As a general rule black grapes that have thick skins like Tannat and Cabernet Sauvignon have high amounts of tannin and anthocyanins that with higher levels of acidity result in higher bitterness and astringency.The opposite would be grapes like Pinot Noir and Grenache that have thin skins and consequently lower levels of tannins and anthocyanins are much lighter in color and are much smoother in texture. Notice that Pinot noir the grape that is used to make sparkling wine has the lowest amount of tannin.
Although tannins are bitter and astringent we like to describe tannins in terms of how they feel in the mouth, so typically we would say the tannins feel like silk or velvet alternatively they could feel like chalk or sand paper. How tannins are percrived is dependent on multiple factors that makeup any wine be it a sparkling wine or a glass of Barolo these factors are all interdependent and the overall impression of a wine is dependent on the interplay of these factors.
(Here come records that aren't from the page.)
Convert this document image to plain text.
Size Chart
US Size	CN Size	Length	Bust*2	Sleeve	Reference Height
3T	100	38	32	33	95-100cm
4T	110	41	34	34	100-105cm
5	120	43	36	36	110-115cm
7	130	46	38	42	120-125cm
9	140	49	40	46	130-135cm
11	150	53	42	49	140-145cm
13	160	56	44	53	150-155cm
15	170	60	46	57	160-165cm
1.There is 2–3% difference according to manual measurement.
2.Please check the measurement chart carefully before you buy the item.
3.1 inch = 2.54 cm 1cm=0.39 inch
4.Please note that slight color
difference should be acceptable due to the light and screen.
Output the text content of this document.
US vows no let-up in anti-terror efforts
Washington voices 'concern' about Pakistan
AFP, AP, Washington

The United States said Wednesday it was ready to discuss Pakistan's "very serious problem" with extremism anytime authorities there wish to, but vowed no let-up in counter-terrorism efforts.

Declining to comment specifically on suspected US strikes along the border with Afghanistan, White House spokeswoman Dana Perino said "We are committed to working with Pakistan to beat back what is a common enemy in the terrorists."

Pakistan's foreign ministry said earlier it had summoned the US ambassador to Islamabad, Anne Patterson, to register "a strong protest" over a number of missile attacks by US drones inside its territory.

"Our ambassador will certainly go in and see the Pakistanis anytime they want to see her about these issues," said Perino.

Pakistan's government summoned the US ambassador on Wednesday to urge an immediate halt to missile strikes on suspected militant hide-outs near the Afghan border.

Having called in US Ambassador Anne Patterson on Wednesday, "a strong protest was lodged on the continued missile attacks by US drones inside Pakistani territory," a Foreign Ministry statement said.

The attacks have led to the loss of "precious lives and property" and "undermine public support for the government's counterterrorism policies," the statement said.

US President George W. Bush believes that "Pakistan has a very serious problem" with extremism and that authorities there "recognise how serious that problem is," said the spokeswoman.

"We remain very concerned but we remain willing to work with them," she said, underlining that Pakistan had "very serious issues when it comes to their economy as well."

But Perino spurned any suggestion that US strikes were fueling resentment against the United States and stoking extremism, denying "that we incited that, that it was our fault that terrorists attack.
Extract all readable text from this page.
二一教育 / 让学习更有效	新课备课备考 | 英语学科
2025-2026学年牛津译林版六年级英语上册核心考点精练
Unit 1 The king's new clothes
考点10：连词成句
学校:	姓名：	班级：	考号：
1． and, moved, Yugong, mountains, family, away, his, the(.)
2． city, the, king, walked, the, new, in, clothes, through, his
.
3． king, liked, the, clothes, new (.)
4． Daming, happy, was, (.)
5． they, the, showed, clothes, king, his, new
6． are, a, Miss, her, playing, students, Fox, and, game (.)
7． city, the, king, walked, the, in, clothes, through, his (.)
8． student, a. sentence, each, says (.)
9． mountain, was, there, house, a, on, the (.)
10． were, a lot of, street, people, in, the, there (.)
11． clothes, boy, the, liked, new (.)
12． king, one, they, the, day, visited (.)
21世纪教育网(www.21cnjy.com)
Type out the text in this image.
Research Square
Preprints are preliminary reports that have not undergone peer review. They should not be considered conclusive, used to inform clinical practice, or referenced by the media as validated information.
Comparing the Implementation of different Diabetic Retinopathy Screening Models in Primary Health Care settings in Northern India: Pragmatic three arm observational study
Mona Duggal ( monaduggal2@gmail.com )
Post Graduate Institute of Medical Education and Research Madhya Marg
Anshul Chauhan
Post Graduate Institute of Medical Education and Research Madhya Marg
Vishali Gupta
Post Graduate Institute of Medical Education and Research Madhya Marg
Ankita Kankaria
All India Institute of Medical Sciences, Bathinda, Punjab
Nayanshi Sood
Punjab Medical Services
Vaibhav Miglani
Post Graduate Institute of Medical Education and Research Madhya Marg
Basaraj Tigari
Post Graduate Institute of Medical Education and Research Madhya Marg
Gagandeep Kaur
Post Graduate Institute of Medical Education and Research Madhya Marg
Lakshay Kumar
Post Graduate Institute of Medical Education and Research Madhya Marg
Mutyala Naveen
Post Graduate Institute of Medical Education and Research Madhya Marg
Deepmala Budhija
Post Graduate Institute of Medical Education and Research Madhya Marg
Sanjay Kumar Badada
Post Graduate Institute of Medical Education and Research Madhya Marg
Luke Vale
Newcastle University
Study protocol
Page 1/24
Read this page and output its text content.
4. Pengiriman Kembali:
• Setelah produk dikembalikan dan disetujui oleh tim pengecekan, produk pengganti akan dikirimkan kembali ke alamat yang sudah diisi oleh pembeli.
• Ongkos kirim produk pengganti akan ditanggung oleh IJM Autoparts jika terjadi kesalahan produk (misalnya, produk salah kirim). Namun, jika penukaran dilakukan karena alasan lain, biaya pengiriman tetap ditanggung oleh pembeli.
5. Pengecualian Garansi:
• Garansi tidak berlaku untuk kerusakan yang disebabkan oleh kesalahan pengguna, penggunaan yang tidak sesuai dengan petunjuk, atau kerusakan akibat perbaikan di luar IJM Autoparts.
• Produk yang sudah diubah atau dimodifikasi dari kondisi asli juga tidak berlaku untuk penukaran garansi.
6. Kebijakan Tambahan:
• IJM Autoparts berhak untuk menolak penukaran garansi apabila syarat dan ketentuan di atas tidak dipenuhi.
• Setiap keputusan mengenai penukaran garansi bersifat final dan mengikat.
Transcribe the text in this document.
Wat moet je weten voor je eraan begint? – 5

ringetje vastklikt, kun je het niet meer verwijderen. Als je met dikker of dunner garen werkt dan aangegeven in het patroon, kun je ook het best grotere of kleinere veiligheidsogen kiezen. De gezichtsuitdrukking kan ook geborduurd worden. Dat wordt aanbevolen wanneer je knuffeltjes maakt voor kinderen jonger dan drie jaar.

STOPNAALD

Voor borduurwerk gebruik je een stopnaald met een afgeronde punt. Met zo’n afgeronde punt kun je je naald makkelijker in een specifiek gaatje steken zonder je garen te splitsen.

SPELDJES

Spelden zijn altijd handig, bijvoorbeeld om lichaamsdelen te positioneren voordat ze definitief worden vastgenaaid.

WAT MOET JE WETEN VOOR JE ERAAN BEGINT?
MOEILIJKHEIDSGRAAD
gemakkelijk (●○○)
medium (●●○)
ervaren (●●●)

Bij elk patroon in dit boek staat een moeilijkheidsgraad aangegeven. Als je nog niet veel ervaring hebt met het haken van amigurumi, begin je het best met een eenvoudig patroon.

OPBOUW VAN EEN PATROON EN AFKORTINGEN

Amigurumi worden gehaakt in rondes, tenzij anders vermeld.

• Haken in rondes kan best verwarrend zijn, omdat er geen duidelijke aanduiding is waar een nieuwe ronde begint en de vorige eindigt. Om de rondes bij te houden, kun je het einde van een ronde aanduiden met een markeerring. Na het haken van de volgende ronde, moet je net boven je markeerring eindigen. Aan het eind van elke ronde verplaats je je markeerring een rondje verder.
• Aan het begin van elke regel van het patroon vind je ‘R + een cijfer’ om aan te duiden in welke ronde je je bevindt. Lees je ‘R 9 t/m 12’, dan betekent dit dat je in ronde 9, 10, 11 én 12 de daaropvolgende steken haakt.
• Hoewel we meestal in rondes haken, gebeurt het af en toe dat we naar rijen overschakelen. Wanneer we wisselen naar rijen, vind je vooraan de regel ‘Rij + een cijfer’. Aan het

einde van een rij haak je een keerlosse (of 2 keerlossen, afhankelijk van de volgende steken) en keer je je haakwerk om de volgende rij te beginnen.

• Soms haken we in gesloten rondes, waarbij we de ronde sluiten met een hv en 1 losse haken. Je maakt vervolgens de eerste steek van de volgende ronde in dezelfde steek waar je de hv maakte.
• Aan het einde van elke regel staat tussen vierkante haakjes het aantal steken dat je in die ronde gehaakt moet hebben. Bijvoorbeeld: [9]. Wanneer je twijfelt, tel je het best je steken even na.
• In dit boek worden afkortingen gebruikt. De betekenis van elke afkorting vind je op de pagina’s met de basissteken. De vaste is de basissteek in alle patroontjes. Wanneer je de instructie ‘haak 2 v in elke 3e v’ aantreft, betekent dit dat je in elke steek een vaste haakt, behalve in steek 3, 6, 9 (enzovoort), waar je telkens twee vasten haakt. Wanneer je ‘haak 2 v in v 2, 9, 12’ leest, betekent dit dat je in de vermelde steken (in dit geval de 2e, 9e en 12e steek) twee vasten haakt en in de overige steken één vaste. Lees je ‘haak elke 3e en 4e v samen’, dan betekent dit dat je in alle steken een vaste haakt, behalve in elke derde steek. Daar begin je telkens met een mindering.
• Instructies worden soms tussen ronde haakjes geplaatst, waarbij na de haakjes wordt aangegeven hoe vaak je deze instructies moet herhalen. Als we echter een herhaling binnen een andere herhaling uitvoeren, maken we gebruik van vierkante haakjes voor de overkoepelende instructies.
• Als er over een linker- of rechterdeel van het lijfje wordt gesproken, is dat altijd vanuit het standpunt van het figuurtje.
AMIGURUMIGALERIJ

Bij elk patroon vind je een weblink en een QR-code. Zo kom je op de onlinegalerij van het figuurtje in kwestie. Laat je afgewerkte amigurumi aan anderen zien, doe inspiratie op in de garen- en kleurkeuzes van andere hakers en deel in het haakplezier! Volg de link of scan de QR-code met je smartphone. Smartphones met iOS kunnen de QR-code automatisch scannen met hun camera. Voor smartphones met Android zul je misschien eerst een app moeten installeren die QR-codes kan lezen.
How tannins are perceived depends on virtually every other component in the wine including sugar, acidity, and ethanol that are primary components that we assess as we work through our systematic approach to tasting.
In summary as I said tannins are tricky and what I have done is to take a 30,000 foot view on the main points as to how tannins work in wine tasting rather than get tied up the weeds of the complex chemistry.
Remember that tannins are always changing and that change is for the most mediated by oxygen that has similar chemistry to the red pigment anthocyanins of red wine.
Next week I am going through how we assess alcohol in wine and its role in balancing the different constituents. What is clear is that when tasting wine each individual property although independent in itself, as a dynamic of every other property/component in sparkling wine and for that matter any wine that you have the enjoyment of tasting.